One of the largest pre-requisites of utilizing Microsoft DirectAccess is the need to have your remote managed corporate endpoints running Windows 7 or Enterprise.  Let’s rewind back in time and look at the beginning of 2010, when Windows 7 and Unified Access Gateway 2010 were still brand new products , very few companies were ready to deploy Direct Access as the successful deployment of it would mean the adoption and rollout of both these technologies at the enterprise level.  There were early adopters for both Win 7 and UAG 2010, and we were among those deploying  appliances at some of the first UAG DA customers, wider spread adoption would not come until more companies had actually deployed Windows 7 to their endpoints.  XP was still the corporate standard and most companies were either planning their Win 7 rollouts, just starting them, or still trying to get budget in place.

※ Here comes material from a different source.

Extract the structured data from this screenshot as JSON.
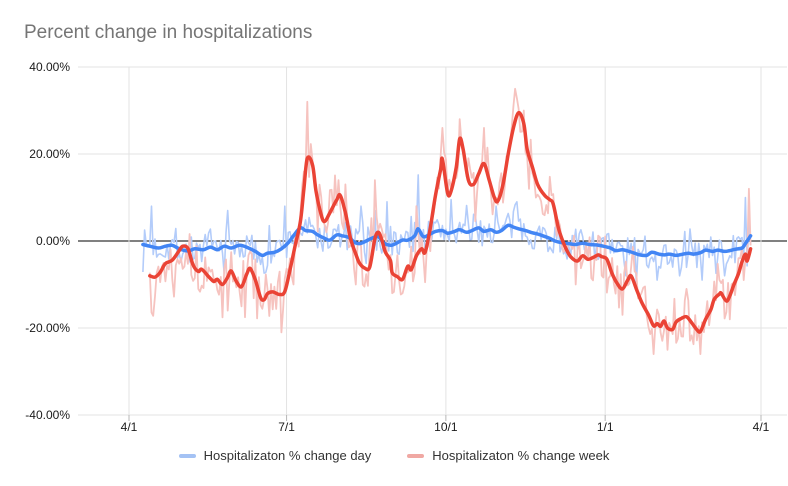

Fast forward to 2012 when number of Windows 7 endpoints have surpassed XP in terms of overall numbers and the picture has changed dramatically.  (This officially happened sometime in 2011 between September and October October).     Windows 7 has become the de-facto standard for both consumers and businesses as the OS of choice for desktops and laptops.  With organizations using Windows 7 enterprise, the adoption of DA becomes a much more attractive proposition as there is no client install necessary on these endpoints, and users are set up for remote access via GPO’s.  Any organization that has rolled out Win 7 Enterprise, or is in the process of doing so, should strongly consider adopting DirectAccess as their remote access method of choice for managed endpoints.

 

Along Comes Microsoft E-CAL:

In the past several years, Microsoft has been bundling client access licensing (CAL) for a large variety of products into one simplified CAL called the Enterprise CAL or E-CAL.  This allows organizations adopting many separate Microsoft technologies to take advantage of economies of scale and gain significant cost savings from the purchase of one single CAL license per user.  Instead of buying a CAL for each of these technologies, they will purchase one CAL that is lowers their cost and administrative burden.  As of 2010 UAG was included in the E-CAL, which means all companies who own the E-CAL, already own the CAL cost for deploying DA, as UAG 2010 is a necessary pre-requisite.  Companies who already own the E-CAL should seriously consider deploying UAG DA as they literally already own the client piece, which in a remote access deployment for a large organization, per seat costs, often on an annual basis, are the lion share of their expense.

 

E-CAL and Windows 8 Enterprise Economics:

The implications of having both the E-CAL and windows 7 deployed for the enterprise are enormous.  This means for DirectAccess, not only will you have no need for a client deployment, but you will already own the client piece.  Your cost of deployment and maintenance of this remote access solution drops dramatically.  You will no longer have the very costly client management, or annual per user renewal fees of a 3rd party solution.  All you need at that point are the UAG appliances and a proper DA deployment and you will be up and running.  Any cost of deployment and/or learning curve on the new technology will be greatly outweighed by the savings on you will get and the benefits of the always on, always managed solution. 

So if you have deployed Windows 7 Enterprise for your end-points or are in the process, and have purchased the Enterprise CAL, from a TCO perspective, you will literally have no excuse not to deploy DirectAccess as the remote access solution of choice for your managed endpoints.